Your point total increased from 24 to 42; was the offensive side of the game an area you wanted to improve? 

"Definitely. I knew if I wanted to get noticed and get on the radar more, I'd have to work on the offensive side of the game a lot more so that was a big part of the summer training. I had more confidence and a little more opportunity with more power-play time and it worked out good for me." 

How did you work on it? 

"The main thing was being a little more deceptive and working on my stick skill a little bit more. I wanted to be a little bit quicker on the blueline, be a little quicker and more deceptive with my shot and in creating space. I know it still needs work."

Who helped you refine the skills? 

"I would go to Saskatoon, because in P.A. they close the ice up in the summer. I skated with [power skating instructor] Jordan Trach and his group. I'd be ​with guys from Saskatoon like [Connor] Zary and [Adam] Beckman who are offensive guys so I'd have some good teaching and competition."

How did new head coach Dave Lowry influence your game this season in Brandon? 

"He helped me grow a lot as a person as well as a player. He put a lot of responsibility on me and it helped me mature my game.

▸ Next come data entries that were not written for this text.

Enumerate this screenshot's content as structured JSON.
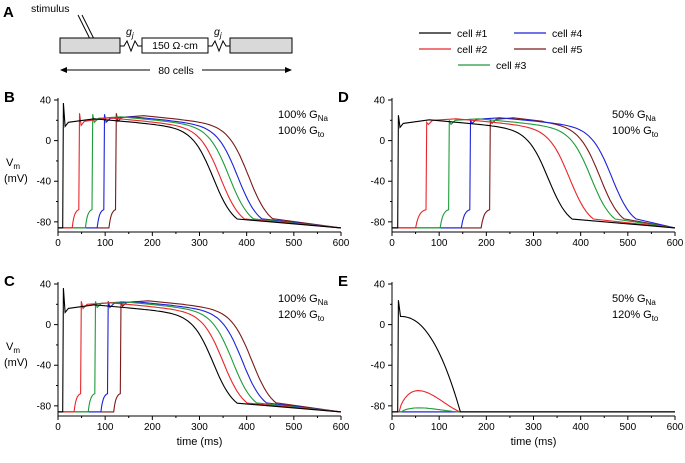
{
  "panel_a": {
    "letter": "A",
    "stimulus_label": "stimulus",
    "gj_label_1": "g",
    "gj_sub_1": "j",
    "gj_label_2": "g",
    "gj_sub_2": "j",
    "resistance_label": "150 Ω·cm",
    "length_label": "80 cells"
  },
  "legend": {
    "items": [
      {
        "label": "cell #1",
        "color": "#000000"
      },
      {
        "label": "cell #2",
        "color": "#e8262a"
      },
      {
        "label": "cell #3",
        "color": "#1e9b3a"
      },
      {
        "label": "cell #4",
        "color": "#1c22d8"
      },
      {
        "label": "cell #5",
        "color": "#7a1a1a"
      }
    ]
  },
  "chart_data": [
    {
      "type": "line",
      "panel": "B",
      "gna_value": "100%",
      "gna_label": "G",
      "gna_sub": "Na",
      "gto_value": "100%",
      "gto_label": "G",
      "gto_sub": "to",
      "ylabel": "V",
      "ylabel_sub": "m",
      "ylabel_unit": "(mV)",
      "xlabel": "",
      "xlim": [
        0,
        600
      ],
      "ylim": [
        -90,
        40
      ],
      "xticks": [
        "0",
        "100",
        "200",
        "300",
        "400",
        "500",
        "600"
      ],
      "yticks": [
        "40",
        "0",
        "-40",
        "-80"
      ],
      "series": [
        {
          "name": "cell #1",
          "onset": 10,
          "peak": 37,
          "plateau": 20,
          "apd": 335,
          "rest": -86,
          "prerise": 0
        },
        {
          "name": "cell #2",
          "onset": 44,
          "peak": 27,
          "plateau": 21,
          "apd": 316,
          "rest": -86,
          "prerise": 14
        },
        {
          "name": "cell #3",
          "onset": 72,
          "peak": 26,
          "plateau": 22,
          "apd": 307,
          "rest": -86,
          "prerise": 14
        },
        {
          "name": "cell #4",
          "onset": 97,
          "peak": 26,
          "plateau": 22,
          "apd": 300,
          "rest": -86,
          "prerise": 14
        },
        {
          "name": "cell #5",
          "onset": 122,
          "peak": 27,
          "plateau": 23,
          "apd": 298,
          "rest": -86,
          "prerise": 14
        }
      ]
    },
    {
      "type": "line",
      "panel": "D",
      "gna_value": "50%",
      "gna_label": "G",
      "gna_sub": "Na",
      "gto_value": "100%",
      "gto_label": "G",
      "gto_sub": "to",
      "ylabel": "",
      "ylabel_sub": "",
      "ylabel_unit": "",
      "xlabel": "",
      "xlim": [
        0,
        600
      ],
      "ylim": [
        -90,
        40
      ],
      "xticks": [
        "0",
        "100",
        "200",
        "300",
        "400",
        "500",
        "600"
      ],
      "yticks": [
        "40",
        "0",
        "-40",
        "-80"
      ],
      "series": [
        {
          "name": "cell #1",
          "onset": 12,
          "peak": 25,
          "plateau": 19,
          "apd": 335,
          "rest": -86,
          "prerise": 0
        },
        {
          "name": "cell #2",
          "onset": 72,
          "peak": 18,
          "plateau": 20,
          "apd": 320,
          "rest": -86,
          "prerise": 22
        },
        {
          "name": "cell #3",
          "onset": 120,
          "peak": 20,
          "plateau": 20,
          "apd": 318,
          "rest": -86,
          "prerise": 18
        },
        {
          "name": "cell #4",
          "onset": 165,
          "peak": 20,
          "plateau": 21,
          "apd": 317,
          "rest": -86,
          "prerise": 18
        },
        {
          "name": "cell #5",
          "onset": 207,
          "peak": 20,
          "plateau": 21,
          "apd": 250,
          "rest": -86,
          "prerise": 18
        }
      ]
    },
    {
      "type": "line",
      "panel": "C",
      "gna_value": "100%",
      "gna_label": "G",
      "gna_sub": "Na",
      "gto_value": "120%",
      "gto_label": "G",
      "gto_sub": "to",
      "ylabel": "V",
      "ylabel_sub": "m",
      "ylabel_unit": "(mV)",
      "xlabel": "time (ms)",
      "xlim": [
        0,
        600
      ],
      "ylim": [
        -90,
        40
      ],
      "xticks": [
        "0",
        "100",
        "200",
        "300",
        "400",
        "500",
        "600"
      ],
      "yticks": [
        "40",
        "0",
        "-40",
        "-80"
      ],
      "series": [
        {
          "name": "cell #1",
          "onset": 10,
          "peak": 36,
          "plateau": 18,
          "apd": 335,
          "rest": -86,
          "prerise": 0
        },
        {
          "name": "cell #2",
          "onset": 48,
          "peak": 23,
          "plateau": 20,
          "apd": 318,
          "rest": -86,
          "prerise": 14
        },
        {
          "name": "cell #3",
          "onset": 78,
          "peak": 23,
          "plateau": 21,
          "apd": 308,
          "rest": -86,
          "prerise": 14
        },
        {
          "name": "cell #4",
          "onset": 105,
          "peak": 23,
          "plateau": 21,
          "apd": 302,
          "rest": -86,
          "prerise": 14
        },
        {
          "name": "cell #5",
          "onset": 132,
          "peak": 23,
          "plateau": 22,
          "apd": 295,
          "rest": -86,
          "prerise": 14
        }
      ]
    },
    {
      "type": "line",
      "panel": "E",
      "gna_value": "50%",
      "gna_label": "G",
      "gna_sub": "Na",
      "gto_value": "120%",
      "gto_label": "G",
      "gto_sub": "to",
      "ylabel": "",
      "ylabel_sub": "",
      "ylabel_unit": "",
      "xlabel": "time (ms)",
      "xlim": [
        0,
        600
      ],
      "ylim": [
        -90,
        40
      ],
      "xticks": [
        "0",
        "100",
        "200",
        "300",
        "400",
        "500",
        "600"
      ],
      "yticks": [
        "40",
        "0",
        "-40",
        "-80"
      ],
      "series": [
        {
          "name": "cell #1",
          "kind": "fail",
          "onset": 12,
          "peak": 24,
          "plateau": 6,
          "end": 145,
          "rest": -86
        },
        {
          "name": "cell #2",
          "kind": "bump",
          "onset": 15,
          "peak": -65,
          "end": 145,
          "rest": -86
        },
        {
          "name": "cell #3",
          "kind": "bump",
          "onset": 20,
          "peak": -82,
          "end": 140,
          "rest": -86
        },
        {
          "name": "cell #4",
          "kind": "flat",
          "rest": -86
        },
        {
          "name": "cell #5",
          "kind": "flat",
          "rest": -86
        }
      ]
    }
  ]
}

He put more of a pro mentality into my head."

Can you give us an example of how he instilled that pro mentality? 

"He put responsibility on me and the rest of our older guys in the leadership group to take the reins a little more. He put the team in our hands. He said, 'It's your team as much as it is my team and I want you guys to be the voices and the people our younger guys look up to.' So, putting that standard on us and having us mature that way was huge."

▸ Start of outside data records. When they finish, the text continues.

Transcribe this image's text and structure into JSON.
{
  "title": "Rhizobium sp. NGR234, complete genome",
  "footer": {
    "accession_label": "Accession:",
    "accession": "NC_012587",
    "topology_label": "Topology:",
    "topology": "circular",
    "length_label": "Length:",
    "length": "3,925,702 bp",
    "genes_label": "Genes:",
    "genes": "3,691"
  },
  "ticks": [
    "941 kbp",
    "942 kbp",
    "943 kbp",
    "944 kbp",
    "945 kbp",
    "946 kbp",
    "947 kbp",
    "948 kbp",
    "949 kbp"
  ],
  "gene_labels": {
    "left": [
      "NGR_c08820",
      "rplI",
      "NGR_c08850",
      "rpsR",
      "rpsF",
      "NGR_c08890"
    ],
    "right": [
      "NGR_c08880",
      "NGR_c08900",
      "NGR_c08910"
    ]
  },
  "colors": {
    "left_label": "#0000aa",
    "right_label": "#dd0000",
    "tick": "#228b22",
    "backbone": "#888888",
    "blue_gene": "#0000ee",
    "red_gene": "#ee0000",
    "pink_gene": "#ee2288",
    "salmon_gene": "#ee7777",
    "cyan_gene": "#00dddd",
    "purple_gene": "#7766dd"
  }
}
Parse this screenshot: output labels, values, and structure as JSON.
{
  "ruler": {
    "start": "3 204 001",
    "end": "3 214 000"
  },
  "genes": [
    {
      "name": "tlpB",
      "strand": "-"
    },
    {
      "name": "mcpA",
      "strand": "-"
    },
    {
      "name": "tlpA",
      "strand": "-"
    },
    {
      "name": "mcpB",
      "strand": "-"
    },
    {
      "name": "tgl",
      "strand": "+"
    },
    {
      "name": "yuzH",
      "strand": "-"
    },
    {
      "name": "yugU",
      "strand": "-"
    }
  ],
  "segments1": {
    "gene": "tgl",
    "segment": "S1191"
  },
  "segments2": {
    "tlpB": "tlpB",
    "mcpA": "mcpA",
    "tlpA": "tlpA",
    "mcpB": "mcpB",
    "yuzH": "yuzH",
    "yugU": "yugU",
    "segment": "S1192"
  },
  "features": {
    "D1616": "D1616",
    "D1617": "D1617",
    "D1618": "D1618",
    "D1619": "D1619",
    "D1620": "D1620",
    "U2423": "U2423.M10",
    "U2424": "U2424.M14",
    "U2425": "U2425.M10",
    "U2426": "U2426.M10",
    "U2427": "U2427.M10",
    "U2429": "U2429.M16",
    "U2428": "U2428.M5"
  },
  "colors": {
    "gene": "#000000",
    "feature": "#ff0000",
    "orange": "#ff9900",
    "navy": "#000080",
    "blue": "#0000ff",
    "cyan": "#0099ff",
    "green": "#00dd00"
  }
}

What are you most proud of about your season? 

"There were a lot of proud moments, including being able to play for the WHL in the Russia series and having career-high numbers, but the thing I was most proud of was our team as a whole and the development of us as a group. I was happy with how we pulled together in the second half of the year and how we were coming together. It was sad how it ended, but I'm proud of how we grew."

You missed out on last year's draft by five days so you may be a little more developed than some of your peers, did that help you this season?

"Yep, for sure. I mean you would've liked to maybe have gone [to the draft] a little earlier, but for me as a player that extra year helped for my development and confidence."

Button projected the 2021 World Junior team this week and has you in the top four for Canada. What would that mean to you? 

"To play at the World Juniors in Edmonton would be something else. I may be 'projected' but the work still needs to be put in for that chance. But, it'd be pretty cool. I have a lot of family, as well, in Alberta so I'm sure if the chance came it'd be a big outing for them."  

What did you take from being at Hockey Canada's selection camp in December? 

"It was tough getting that close and not making the squad, but there's not much you can do. They went over there with a good team and came home with gold so they made the right decision. All I could take away from the camp was the experience and the positive outlook that I have a chance again next year. I was proud and grateful for the chance." 

What do you think of the WHL talking about a return-to-play plan this week? 

"It makes me excited, because our team last year was really coming on at the end and we have a lot of the same guys coming back so the idea we'll get another year to play together is exciting. I'm jacked that it's in motion."

How concerned were you about next season being impacted by the pandemic? 

"I wondered, but I always stayed optimistic. I've always hoped it would come, but I didn't want to think about it too much just in case it didn't.​ I’m glad to see there's a plan to get it going."